Ce que nous donne à voir Viral Counter Attack c’est donc bien l’invisible au double sens du « passage ». Passage dans un premier temps du même à l’autre sur fond d’identité au sens où Platon disait très justement : « même dans le temps que chaque animal passe pour être vivant et identique à lui-même, dans le temps, par exemple, qu’il passe de l’enfance à la vieillesse, bien qu’on dise qu’il est le même, il n’a jamais en lui les mêmes choses, mais sans cesse il rajeunit et se dépouille dans ses cheveux, dans sa chair, dans ses os, dans son sang, dans tout son corps… aucune de ses choses ne reste la même en chacun de nous »20. Cette installation interactive donne effectivement à voir, à qui veut bien prendre la peine de regarder attentivement, ce combat permanent entre ce qui est perpétuellement en changement et ce qui demeure par delà les changements, c'est-à-dire l’invariant. Passage dans un second temps à travers les frontières, les limites. En cela cette création artistique engage à reconsidérer notre vision d’une Nature dont l’art consiste simultanément à travailler pour soi et contre soi. Par bonheur, la Beauté de l’image vient réconforter le spectateur, lui proposant de rêver, tant sur le mode de la métaphore que de la transcendance, d’un corps sans organe.

Effectivement, ce que donne à expérimenter Viral Counter Attack, pour paraphraser G. Deleuze et F. Guattari, c’est que le pis n’est pas de rester infecté par une colonie de virus, mais de précipiter une colonie dans un effondrement suicidaire ou dément, qui la ferait retomber sur nous, plus destructrice que jamais. Que faut-il faire alors? S’installer sur une colonie de virus, expérimenter les chances qu’elle nous offre, y chercher un lieu favorable, des mouvements de déterritorialisation éventuels, des lignes de fuite possibles, les éprouver, assurer ici et là des conjonctions de flux, essayer segment par segment des continuums d’intensités, avoir toujours un petit morceau d’une nouvelle terre. Autrement dit, ce dont le visiteur-spec-acteur doit avoir conscience c’est que c’est suivant un rapport méticuleux avec les colonies de virus qu’il parviendra peut-être à libérer les lignes de fuite, à faire passer et fuir les flux conjugués, à dégager des intensités continues pour un CsO. Dans la mesure où comme on peut le lire dans Milles Plateaux, nous sommes dans une formation sociale ; il est nécessaire non seulement de voir d’abord comment cette dernière est stratifiée pour nous, en nous, à la place où nous sommes ; mais aussi de remonter des strates à l’agencement plus profond où nous sommes pris ; voire enfin de faire basculer l’agencement tout doucement, le faire passer du côté du plan de consistance. C’est seulement là que le CsO se révèlera ; si tant est que cela soit possible, pour ce qu’il est, connexion de désirs, conjonction de flux, continuum d’intensités. Alors seulement, il sera possible de dire que l’on a construit sa petite machine à soi, prête suivant les circonstances à se brancher sur d’autres machines collectives21. De la sorte telle une glorification de l’image romantique, Viral Counter Attack ne donne pas seulement à expérimenter, mais aussi à contempler sous forme épurée, après avoir transgressé toutes les frontières, la vie repensée et la mort conceptualisée.

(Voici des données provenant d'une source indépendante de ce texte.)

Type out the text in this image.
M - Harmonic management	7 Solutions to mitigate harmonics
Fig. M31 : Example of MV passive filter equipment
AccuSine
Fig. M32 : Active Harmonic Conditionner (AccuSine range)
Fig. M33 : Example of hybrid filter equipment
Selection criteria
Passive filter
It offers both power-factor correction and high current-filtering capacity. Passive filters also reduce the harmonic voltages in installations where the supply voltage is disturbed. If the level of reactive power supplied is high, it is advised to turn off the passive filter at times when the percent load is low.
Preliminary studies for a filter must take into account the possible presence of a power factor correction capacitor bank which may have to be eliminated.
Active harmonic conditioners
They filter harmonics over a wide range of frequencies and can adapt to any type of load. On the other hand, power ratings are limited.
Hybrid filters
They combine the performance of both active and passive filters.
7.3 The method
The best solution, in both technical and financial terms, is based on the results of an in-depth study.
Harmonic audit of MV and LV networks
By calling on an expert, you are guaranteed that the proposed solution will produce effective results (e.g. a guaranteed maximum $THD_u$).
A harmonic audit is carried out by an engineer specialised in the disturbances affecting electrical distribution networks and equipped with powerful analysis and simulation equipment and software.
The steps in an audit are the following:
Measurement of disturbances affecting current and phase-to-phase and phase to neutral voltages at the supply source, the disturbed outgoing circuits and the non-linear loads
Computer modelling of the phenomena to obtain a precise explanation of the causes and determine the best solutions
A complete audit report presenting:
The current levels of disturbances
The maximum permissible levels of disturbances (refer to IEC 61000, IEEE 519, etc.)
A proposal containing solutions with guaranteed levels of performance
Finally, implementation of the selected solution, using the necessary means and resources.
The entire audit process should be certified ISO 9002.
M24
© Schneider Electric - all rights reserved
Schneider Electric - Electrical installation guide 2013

Cette installation interactive, en tant que création « prophétique », pose donc les problèmes de son temps, dans le langage de son temps. Non seulement en effet, chaque contemporain pense dans un continuum d’idées, dans un champ conceptuel qu’il n’a pas engendré, même s’il participe à sa création continuée de manière plus ou moins active, lequel forme le cadre de sa pensée. Mais en plus, une pensée ne vient jamais seule. Elle constitue, en réalité, avec les autres pensées de son temps un « rhizome ». Il serait par conséquent illusoire de croire que le « je » du « je » pense est l’auteur d’une pensée unique, singulière, particulière, originale et originelle surtout. Comme le fait remarquer Nietzsche « la pensée qui devient consciente ne représente que la partie la plus infime, disons la plus superficielle, la plus mauvaise, de tout ce que l’homme pense : car il n’y a que cette pensée qui s’exprime en paroles, c'est-à-dire en signes d’échanges, ce qui révèle l’origine même de la conscience »22. Autrement dit, nous ne nous mettons à penser qu’au sein d’une pensée déjà faite, véhiculée par les discours que nous lisons, que nous entendons aussi.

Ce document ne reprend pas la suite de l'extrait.